We thus observed a Democratic administration that put tax cooperation on the international agenda as a result of concerns over the perceived fairness of the US tax system, financial stability, and the effectiveness of the US sanctions regime. However, the multilateral HTC initiative soon lost momentum, as it also affected the tax-planning schemes of multinational corporations. From their perspective, the corresponding OECD recommendations created additional costs instead of competitive advantages. Hence, they organized opposition against the initiative’s avoidance-related elements. In reaction, the Clinton administration allowed the dilution of the substantial economic activity criterion, while continuing to strongly support the HTC initiative in public. The administration’s positioning thus fits well into the bottom-left corner of table 2.5, summarizing the expected stance of a government faced with political barriers to regressive tax reform and high adjustment costs for powerful interest groups. At the international level, the Clinton (p.65) administration made credible sanction threats to force initially reluctant tax havens to the negotiating table. Once important definitions had been diluted, however, tax havens could enter into virtually costless agreements with the OECD to avoid the risk of being sanctioned. Over time, and largely as a result of domestic business opposition, the US strategy thus shifted from coercion to enabling voluntary agreements with tax havens.
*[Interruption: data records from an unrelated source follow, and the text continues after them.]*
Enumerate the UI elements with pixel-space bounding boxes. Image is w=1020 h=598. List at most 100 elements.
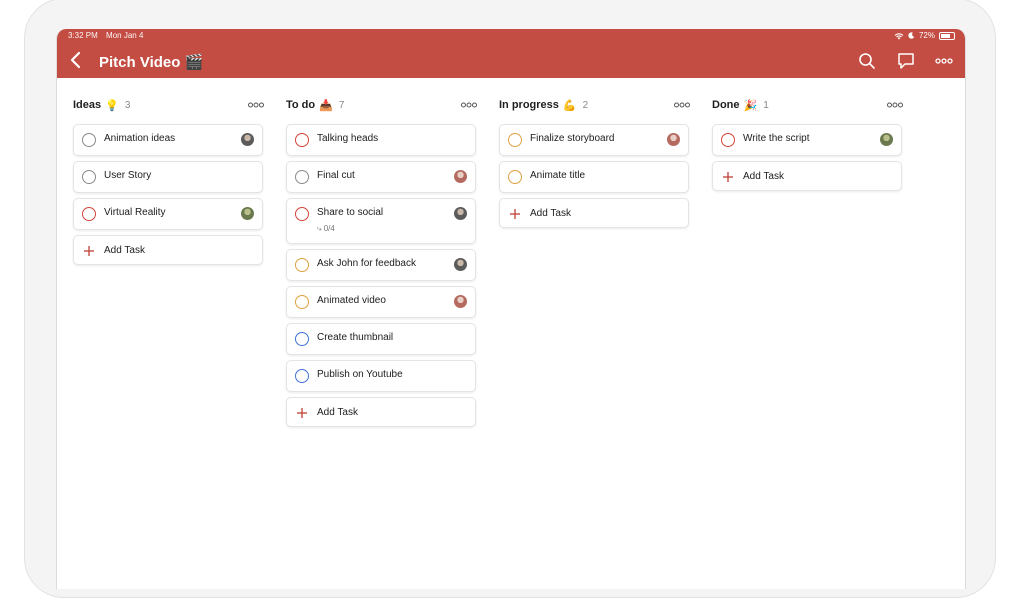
- task-card[interactable]: Animated video: [286, 286, 476, 318]
- add-task-button[interactable]: Add Task: [499, 198, 689, 228]
- add-task-label: Add Task: [743, 171, 784, 182]
- task-card[interactable]: Virtual Reality: [73, 198, 263, 230]
- back-chevron-icon[interactable]: [69, 51, 83, 69]
- column-title: Ideas: [73, 99, 102, 111]
- board-column: To do 📥 7 Talking heads Final cut Share to so…: [286, 97, 478, 427]
- task-title: Share to social: [317, 207, 384, 218]
- task-title: Animated video: [317, 295, 386, 306]
- subtask-count: 0/4: [323, 224, 335, 233]
- plus-icon: [510, 209, 520, 219]
- add-task-label: Add Task: [530, 208, 571, 219]
- add-task-button[interactable]: Add Task: [286, 397, 476, 427]
- assignee-avatar: [454, 207, 467, 220]
- column-count: 7: [338, 99, 345, 111]
- task-card[interactable]: Talking heads: [286, 124, 476, 156]
- column-more-icon[interactable]: [247, 97, 265, 113]
- task-checkbox[interactable]: [82, 170, 96, 184]
- task-title: Animation ideas: [104, 133, 176, 144]
- more-options-icon[interactable]: [934, 51, 954, 71]
- task-card[interactable]: Animate title: [499, 161, 689, 193]
- task-checkbox[interactable]: [508, 133, 522, 147]
- task-card[interactable]: Write the script: [712, 124, 902, 156]
- add-task-button[interactable]: Add Task: [712, 161, 902, 191]
- column-title: Done: [712, 99, 740, 111]
- task-title: Write the script: [743, 133, 810, 144]
- board-column: In progress 💪 2 Finalize storyboard Animate …: [499, 97, 691, 228]
- board-column: Ideas 💡 3 Animation ideas User Story Virtual …: [73, 97, 265, 265]
- task-card[interactable]: User Story: [73, 161, 263, 193]
- project-title: Pitch Video 🎬: [99, 54, 204, 71]
- battery-percent: 72%: [918, 31, 935, 40]
- battery-icon: [939, 31, 955, 40]
- column-emoji: 🎉: [743, 99, 758, 112]
- column-emoji: 📥: [319, 99, 333, 112]
- task-title: Final cut: [317, 170, 355, 181]
- column-more-icon[interactable]: [886, 97, 904, 113]
- task-title: Animate title: [530, 170, 586, 181]
- task-checkbox[interactable]: [295, 332, 309, 346]
- subtask-progress: ⤷ 0/4: [317, 224, 335, 234]
- task-title: Virtual Reality: [104, 207, 166, 218]
- column-count: 3: [124, 99, 131, 111]
- task-checkbox[interactable]: [295, 258, 309, 272]
- assignee-avatar: [667, 133, 680, 146]
- task-card[interactable]: Finalize storyboard: [499, 124, 689, 156]
- wifi-icon: [894, 32, 904, 39]
- task-card[interactable]: Publish on Youtube: [286, 360, 476, 392]
- column-emoji: 💪: [562, 99, 577, 112]
- task-checkbox[interactable]: [82, 207, 96, 221]
- board-column: Done 🎉 1 Write the script Add Task: [712, 97, 904, 191]
- column-emoji: 💡: [105, 99, 119, 112]
- column-count: 1: [763, 99, 769, 111]
- task-card[interactable]: Share to social ⤷ 0/4: [286, 198, 476, 244]
- plus-icon: [723, 172, 733, 182]
- task-card[interactable]: Final cut: [286, 161, 476, 193]
- assignee-avatar: [241, 207, 254, 220]
- top-bar: 3:32 PM Mon Jan 4 72% Pitch Video 🎬: [57, 29, 965, 78]
- task-checkbox[interactable]: [295, 207, 309, 221]
- add-task-button[interactable]: Add Task: [73, 235, 263, 265]
- task-title: Create thumbnail: [317, 332, 394, 343]
- assignee-avatar: [454, 295, 467, 308]
- column-header: Done 🎉 1: [712, 97, 904, 113]
- column-more-icon[interactable]: [673, 97, 691, 113]
- column-header: To do 📥 7: [286, 97, 478, 113]
- status-date: Mon Jan 4: [106, 31, 144, 40]
- task-checkbox[interactable]: [721, 133, 735, 147]
- task-checkbox[interactable]: [295, 170, 309, 184]
- search-icon[interactable]: [857, 51, 877, 71]
- task-card[interactable]: Create thumbnail: [286, 323, 476, 355]
- plus-icon: [297, 408, 307, 418]
- task-checkbox[interactable]: [508, 170, 522, 184]
- status-bar: 3:32 PM Mon Jan 4: [68, 31, 149, 40]
- task-checkbox[interactable]: [295, 295, 309, 309]
- task-title: Finalize storyboard: [530, 133, 615, 144]
- status-time: 3:32 PM: [68, 31, 98, 40]
- task-checkbox[interactable]: [82, 133, 96, 147]
- task-title: Publish on Youtube: [317, 369, 403, 380]
- column-title: To do: [286, 99, 316, 111]
- assignee-avatar: [880, 133, 893, 146]
- app-screen: 3:32 PM Mon Jan 4 72% Pitch Video 🎬 Idea…: [56, 29, 966, 589]
- moon-icon: [908, 32, 915, 39]
- add-task-label: Add Task: [104, 245, 145, 256]
- comment-icon[interactable]: [896, 51, 916, 71]
- task-card[interactable]: Ask John for feedback: [286, 249, 476, 281]
- add-task-label: Add Task: [317, 407, 358, 418]
- assignee-avatar: [454, 258, 467, 271]
- column-title: In progress: [499, 99, 559, 111]
- task-checkbox[interactable]: [295, 369, 309, 383]
- task-title: User Story: [104, 170, 152, 181]
- task-title: Ask John for feedback: [317, 258, 416, 269]
- task-title: Talking heads: [317, 133, 379, 144]
- column-header: In progress 💪 2: [499, 97, 691, 113]
- assignee-avatar: [454, 170, 467, 183]
- column-more-icon[interactable]: [460, 97, 478, 113]
- task-checkbox[interactable]: [295, 133, 309, 147]
- column-count: 2: [582, 99, 589, 111]
- subtask-icon: ⤷: [317, 224, 324, 233]
- task-card[interactable]: Animation ideas: [73, 124, 263, 156]
- plus-icon: [84, 246, 94, 256]
- column-header: Ideas 💡 3: [73, 97, 265, 113]
- assignee-avatar: [241, 133, 254, 146]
The reference to regulative norms played a major role in the communication strategy of tax havens. Yet it did not prevent the OECD or the United States from requesting greater administrative assistance and more financial transparency from these tax havens. In late 2000, six major secrecy jurisdictions even formally committed to respect OECD standards for information exchange in order to be removed from a blacklist. This measure should not have been necessary if normative arguments against foreign interference and extraterritoriality had really turned the decision of tax-haven governments to remain noncooperative into a legitimate policy option. Rather than fending off OECD interference on normative grounds, tax haven governments seized the opportunity to avoid the reputational cost of being included in a blacklist once the OECD had watered down its requests in accordance with demands from domestic business associations in the United States. Likewise, the Clinton administration was not prevented from cracking down on tax avoidance by its electoral defeat. Rather, it bowed to pressure from US multinationals and thus reduced the HTC initiative’s scope even before the Bush administration came into office.

Notes:

(1.) Searches of LexisNexis and HeinOnline using various combinatons of the keywords “OECD,” “harmful tax,” “bankers,” “finance,” “American,” “Florida,” and “Texas” do not retrieve any documents suggesting that banking associations from Florida or Texas openly opposed the HTC project. In this context, criticism is always directed against new domestic reporting requirements.

(p.151) (2.) In any event, the CFA had first decided to postpone sanctions against uncooperative tax havens to 2001, and later even extended the deadline for full cooperation by tax havens to 2005.

(3.) Interviews with lobbyist for US multinationals on April 23, 2015, and with partner in tax law firm on June 22, 2015.

(4.) For further tax planning strategies using hybrids to circumvent subpart F see Office of Tax Policy (2000); IRS (1998b); West (2005).

(5.) IRS Notice 98–35 revokes Notice 98–11 and corresponding temporary regulations. Notice 98–35 also presents a new set of regulations. However, these were placed under a moratorium until 2000, when Congress expected to have finished its analysis of subpart F (Cooper and Torgersen 1998).

(6.) Interviews with former US Treasury officials on April 15 and 17, 2015.